Delia sat perplexed. Of all unforeseen complications this was surely the least imaginable. And with all the acquired Ralston that was in her she could not help seeing the force of Joe’s objection, could almost find herself agreeing with him. No one in New York had forgotten the death of the poor Henry van der Luydens’ only child, who had caught small-pox at the circus to which an unprincipled nurse had surreptitiously taken him. After such a warning as that, parents felt justified in every precaution against contagion. And poor people were so ignorant and careless, and their children, of course, so perpetually exposed to everything catching. No, Joe Ralston was certainly right, and Charlotte almost insanely unreasonable. But it would be useless to tell her so now. Instinctively, Delia temporized.

“After all,” she whispered to the prone ear, “if it’s only after you have children—you may not have any—for some time.”

“Oh, yes, I shall!” came back in anguish from the cushions.

Delia smiled with matronly superiority. “Really, Chatty, I don’t quite see how you can know. You don’t understand.”

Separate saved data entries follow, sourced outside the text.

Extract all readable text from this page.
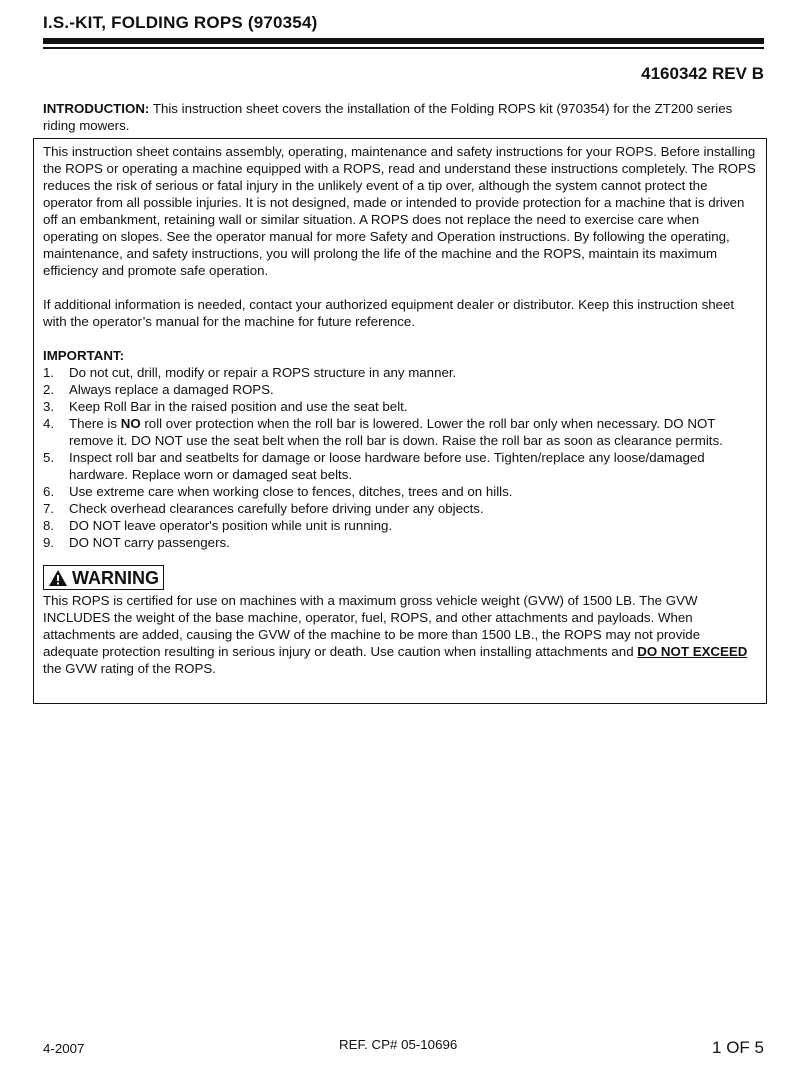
I.S.-KIT, FOLDING ROPS (970354)
4160342 REV B
INTRODUCTION: This instruction sheet covers the installation of the Folding ROPS kit (970354) for the ZT200 series riding mowers.

This instruction sheet contains assembly, operating, maintenance and safety instructions for your ROPS. Before installing the ROPS or operating a machine equipped with a ROPS, read and understand these instructions completely. The ROPS reduces the risk of serious or fatal injury in the unlikely event of a tip over, although the system cannot protect the operator from all possible injuries. It is not designed, made or intended to provide protection for a machine that is driven off an embankment, retaining wall or similar situation. A ROPS does not replace the need to exercise care when operating on slopes. See the operator manual for more Safety and Operation instructions. By following the operating, maintenance, and safety instructions, you will prolong the life of the machine and the ROPS, maintain its maximum efficiency and promote safe operation.

If additional information is needed, contact your authorized equipment dealer or distributor. Keep this instruction sheet with the operator’s manual for the machine for future reference.

IMPORTANT:

1. Do not cut, drill, modify or repair a ROPS structure in any manner.
2. Always replace a damaged ROPS.
3. Keep Roll Bar in the raised position and use the seat belt.
4. There is NO roll over protection when the roll bar is lowered. Lower the roll bar only when necessary. DO NOT remove it. DO NOT use the seat belt when the roll bar is down. Raise the roll bar as soon as clearance permits.
5. Inspect roll bar and seatbelts for damage or loose hardware before use. Tighten/replace any loose/damaged hardware. Replace worn or damaged seat belts.
6. Use extreme care when working close to fences, ditches, trees and on hills.
7. Check overhead clearances carefully before driving under any objects.
8. DO NOT leave operator's position while unit is running.
9. DO NOT carry passengers.
WARNING

This ROPS is certified for use on machines with a maximum gross vehicle weight (GVW) of 1500 LB. The GVW INCLUDES the weight of the base machine, operator, fuel, ROPS, and other attachments and payloads. When attachments are added, causing the GVW of the machine to be more than 1500 LB., the ROPS may not provide adequate protection resulting in serious injury or death. Use caution when installing attachments and DO NOT EXCEED the GVW rating of the ROPS.

4-2007	REF. CP# 05-10696	1 OF 5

Charlotte Lovell lifted herself up. Her collar of Brussels lace had come undone and hung in a wisp on her crumpled bodice, and through the disorder of her hair the white lock glimmered haggardly. In her pale brown eyes the little green specks floated like leaves in a trout-pool.

“Poor girl,” Delia thought, “how old and ugly she looks! More than ever like an old maid; and she doesn’t seem to realize in the least that she’ll never have another chance.”

“You must try to be sensible, Chatty dear. After all, one’s own babies have the first claim.”

“That’s just it.” The girl seized her fiercely by the wrists. “How can I give up my own baby?”

“Your—your—?” Delia’s world again began to waver under her. “Which of the poor little waifs, dearest, do you call your own baby?” she questioned patiently.

Charlotte looked her straight in the eyes. “I call my own baby my own baby.”